Dr. Rachel Kramer
March 3: Schools are Lifting Mask Mandates
Over the next few weeks many schools will be lifting their mask mandates, and I anticipate that people will have a wide range of feelings about this situation. Some families are eagerly awaiting this change and can’t wait to enthusiastically embrace children attending school without masks. Other families will make the individual choice to have their children continue to wear masks for the time being.
As I think about the juxtaposition of these different viewpoints, I have been reflecting on the fact that this situation provides an excellent opportunity to support kindness and empathy in our children. In places where mask mandates have already been lifted, I have heard of children who are no longer wearing masks teasing children who are still wearing them, and I have also heard of children wearing masks teasing those without masks. I believe that this teasing stems from children feeling uncomfortable. Some children will experience discomfort if they are making a different choice than a friend. Others may feel anxious about being around peers who are not wearing masks. Talking about feelings and addressing the issue of teasing head on can help shift children’s experience and provide an opportunity for supporting connection and compassion.

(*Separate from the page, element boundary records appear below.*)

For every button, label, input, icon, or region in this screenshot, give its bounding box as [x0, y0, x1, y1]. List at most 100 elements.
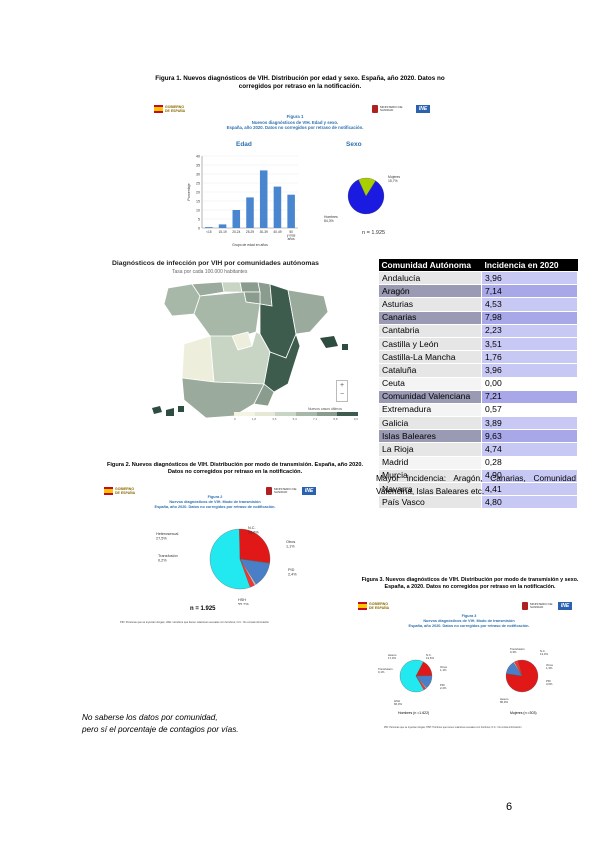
- x-tick-label: 40-49: [273, 230, 281, 234]
- table-row: La Rioja 4,74: [378, 442, 578, 457]
- region-cantabria: [221, 281, 243, 293]
- y-tick-label: 25: [196, 181, 200, 185]
- cell-incidencia: 9,63: [481, 429, 578, 444]
- cell-incidencia: 0,28: [481, 455, 578, 470]
- map-title: Diagnósticos de infección por VIH por co…: [112, 260, 319, 267]
- cell-incidencia: 0,57: [481, 402, 578, 418]
- y-tick-label: 15: [196, 199, 200, 203]
- gov-logo-3: GOBIERNO DE ESPAÑA: [358, 602, 389, 610]
- label-nc-h: N.C.: [426, 653, 432, 657]
- map-zoom-control: + −: [336, 380, 348, 402]
- label-hsh: 55,2%: [238, 602, 249, 605]
- region-extremadura: [181, 335, 215, 383]
- edad-label: Edad: [236, 141, 252, 148]
- figure1-panel: GOBIERNO DE ESPAÑA MINISTERIO DE SANIDAD …: [150, 100, 440, 252]
- table-row: Canarias 7,98: [378, 310, 578, 325]
- pie-slice: [514, 660, 523, 677]
- table-row: País Vasco 4,80: [378, 495, 578, 510]
- bar: [273, 186, 282, 228]
- figure1-caption: Figura 1. Nuevos diagnósticos de VIH. Di…: [155, 75, 445, 90]
- sexo-n-label: n = 1.925: [362, 230, 385, 236]
- label-heterosexual: Heterosexual: [156, 532, 179, 536]
- figure3-footnote: PID: Personas que se inyectan drogas; HS…: [384, 726, 522, 729]
- cell-comunidad: Madrid: [378, 455, 482, 470]
- label-hetero-h: Hetero: [388, 653, 397, 657]
- mujeres-label: Mujeres: [388, 175, 400, 179]
- bar: [218, 224, 227, 228]
- ministry-logo: MINISTERIO DE SANIDAD INE: [372, 105, 430, 113]
- table-row: Madrid 0,28: [378, 455, 578, 470]
- cell-comunidad: Castilla y León: [378, 336, 482, 352]
- spain-flag-icon: [104, 487, 113, 495]
- figure3-inner-title: Figura 3 Nuevos diagnósticos de VIH. Mod…: [408, 614, 530, 628]
- pie-slice: [399, 659, 425, 693]
- cell-incidencia: 3,96: [481, 363, 578, 378]
- y-tick-label: 20: [196, 190, 200, 194]
- y-tick-label: 30: [196, 172, 200, 176]
- label-hetero-m: Hetero: [500, 697, 509, 701]
- cell-comunidad: Asturias: [378, 297, 482, 312]
- transmision-sexo-pie-charts: Hetero17,0%Transfusión0,1%N.C.13,6%Otros…: [378, 647, 553, 706]
- cell-comunidad: Aragón: [378, 284, 482, 299]
- spain-flag-icon: [154, 105, 163, 113]
- pie-slice: [358, 177, 376, 197]
- label-transfusion-m: Transfusión: [510, 647, 525, 651]
- pie-slice: [347, 179, 385, 215]
- region-andalucia: [181, 377, 265, 419]
- x-tick-label: años: [288, 237, 295, 241]
- x-tick-label: <15: [206, 230, 212, 234]
- bar: [259, 170, 268, 228]
- gov-logo: GOBIERNO DE ESPAÑA: [154, 105, 185, 113]
- y-tick-label: 10: [196, 208, 200, 212]
- figure1-inner-title: Figura 1 Nuevos diagnósticos de VIH. Eda…: [226, 114, 364, 130]
- figure3-caption: Figura 3. Nuevos diagnósticos de VIH. Di…: [361, 577, 579, 590]
- region-pais-vasco: [239, 281, 261, 293]
- zoom-out-button[interactable]: −: [339, 391, 345, 398]
- bar: [205, 227, 213, 228]
- label-pid-m: 3,6%: [546, 682, 553, 686]
- legend-tick: 8,8: [333, 417, 338, 421]
- cell-incidencia: 7,21: [481, 389, 578, 404]
- cell-incidencia: 3,51: [481, 336, 578, 352]
- zoom-in-button[interactable]: +: [339, 382, 345, 389]
- header-comunidad: Comunidad Autónoma: [378, 259, 482, 272]
- hombres-n: Hombres (n =1.622): [398, 711, 430, 715]
- cell-incidencia: 3,89: [481, 416, 578, 431]
- table-row: Navarra 4,41: [378, 481, 578, 497]
- mujeres-n: Mujeres (n =303): [510, 711, 537, 715]
- label-otros-h: Otros: [440, 665, 447, 669]
- hombres-label: Hombres: [324, 215, 338, 219]
- cell-comunidad: Islas Baleares: [378, 429, 482, 444]
- ine-logo: INE: [302, 487, 316, 495]
- table-row: Asturias 4,53: [378, 297, 578, 312]
- figure2-panel: GOBIERNO DE ESPAÑA MINISTERIO DE SANIDAD …: [100, 483, 330, 638]
- figure2-n: n = 1.925: [190, 606, 216, 612]
- x-tick-label: y más: [287, 234, 296, 238]
- bar: [232, 210, 241, 228]
- shield-icon: [266, 487, 272, 495]
- x-tick-label: 15-19: [218, 230, 226, 234]
- cell-comunidad: La Rioja: [378, 442, 482, 457]
- label-nc: N.C.: [248, 526, 256, 530]
- cell-comunidad: Extremadura: [378, 402, 482, 418]
- legend-tick: 3,5: [272, 417, 277, 421]
- mujeres-label: 15,7%: [388, 179, 398, 183]
- label-nc-h: 13,6%: [426, 656, 434, 660]
- x-axis-label: Grupo de edad en años: [232, 243, 268, 247]
- bar: [287, 194, 295, 228]
- map-legend-scale: [234, 412, 359, 416]
- cell-comunidad: Cataluña: [378, 363, 482, 378]
- figure2-caption: Figura 2. Nuevos diagnósticos de VIH. Di…: [106, 462, 364, 475]
- label-otros: Otros: [286, 540, 295, 544]
- cell-incidencia: 7,14: [481, 284, 578, 299]
- gov-logo-2: GOBIERNO DE ESPAÑA: [104, 487, 135, 495]
- table-row: Cataluña 3,96: [378, 363, 578, 378]
- label-pid-h: 2,2%: [440, 686, 447, 690]
- ine-logo: INE: [558, 602, 572, 610]
- x-tick-label: 25-29: [246, 230, 254, 234]
- cell-comunidad: Canarias: [378, 310, 482, 325]
- y-tick-label: 40: [196, 154, 200, 158]
- label-transfusion: 0,2%: [158, 558, 167, 562]
- label-otros-m: 1,3%: [546, 666, 553, 670]
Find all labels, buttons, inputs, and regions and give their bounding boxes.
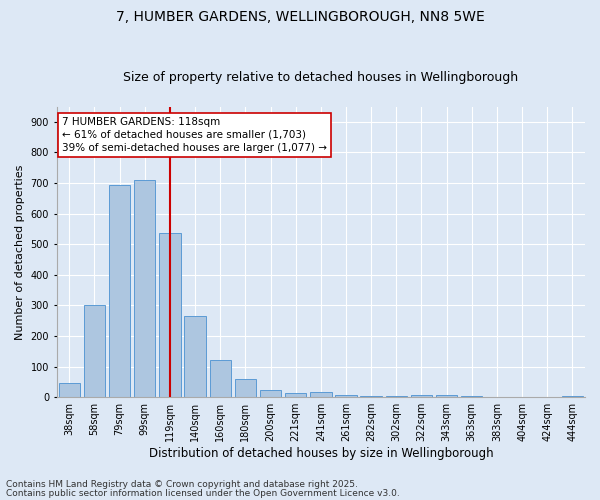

As you talk with your children about the mask mandate at school being lifted, I encourage you to consider the following:
Begin by talking with your child about your family’s approach to the mask mandate being lifted. If your child will continue to wear a mask to school, provide clear information about your decision-making process:
“The best choice for our family is to keep wearing masks for now. We’ll talk more about masks at the end of March and decide if anything is changing.
If your child will not be wearing a mask to school, you might want to preview the fact that masks may not be gone for good: schools might require masks at some point in the future, or you may have a reason to require that your child wear a mask.
Talk with your child about their feelings about the mandate being lifted. Do they feel excited? Nervous? Happy? Uncertain?
“Kids might have lots of different feelings about no masks at school.”
“I’m interested in all of your feelings.”
“Some of your friends might have different feelings about this than you do and that’s ok. We can talk about what you are feeling and about what you notice about your friends.”
Hold in mind that you can acknowledge and validate your child’s feelings even in the tricky situation in which your child is unhappy about a boundary that you have set:
“I hear that you’re frustrated that our family will still be wearing masks for a while. I know you’re not happy with that decision. I’m glad you’re telling me how you feel.”
“Sounds like you’re feeling mad that your sister doesn’t have to wear a mask at her school and you still have to wear one at your school. That’s a hard situation. I can understand why you feel upset.”
Many people will have mixed feelings about the mandate being lifted, and it can be helpful to use language to describe that situation:
“Sounds like part of you is so excited not to wear a mask and part of you really isn’t sure what it will be like.”
“So you’re nervous about being at school with no mask and you’re also excited. Did I get that right?”
Prepare your children for the fact that when the mandate is lifted, some students will still wear a mask to school and others will not. Whether or not to wear a mask is a family decision. A helpful script for this and many other situations
“Different families make different choices. In our family, we always try to be respectful of other people’s beliefs.”
To encourage empathy, help your child think about how other classmates might be feeling. For example:
“If just a few kids are wearing masks in your class, what do you think it would feel like to be one of those kids?”
“What are some ways to be a kind friend and support someone who’s doing something different than lots of other kids?”
Keep in mind that this is a great opportunity to talk about what it means to be a part of a community. In the school or classroom community, people come together who have a wide variety of backgrounds, ideas, experiences, and opinions. In order to create a sense of belonging in a diverse community, we want to support children’s ability to acknowledge the right for people to make different choices and to respect personal decisions that are different than our own.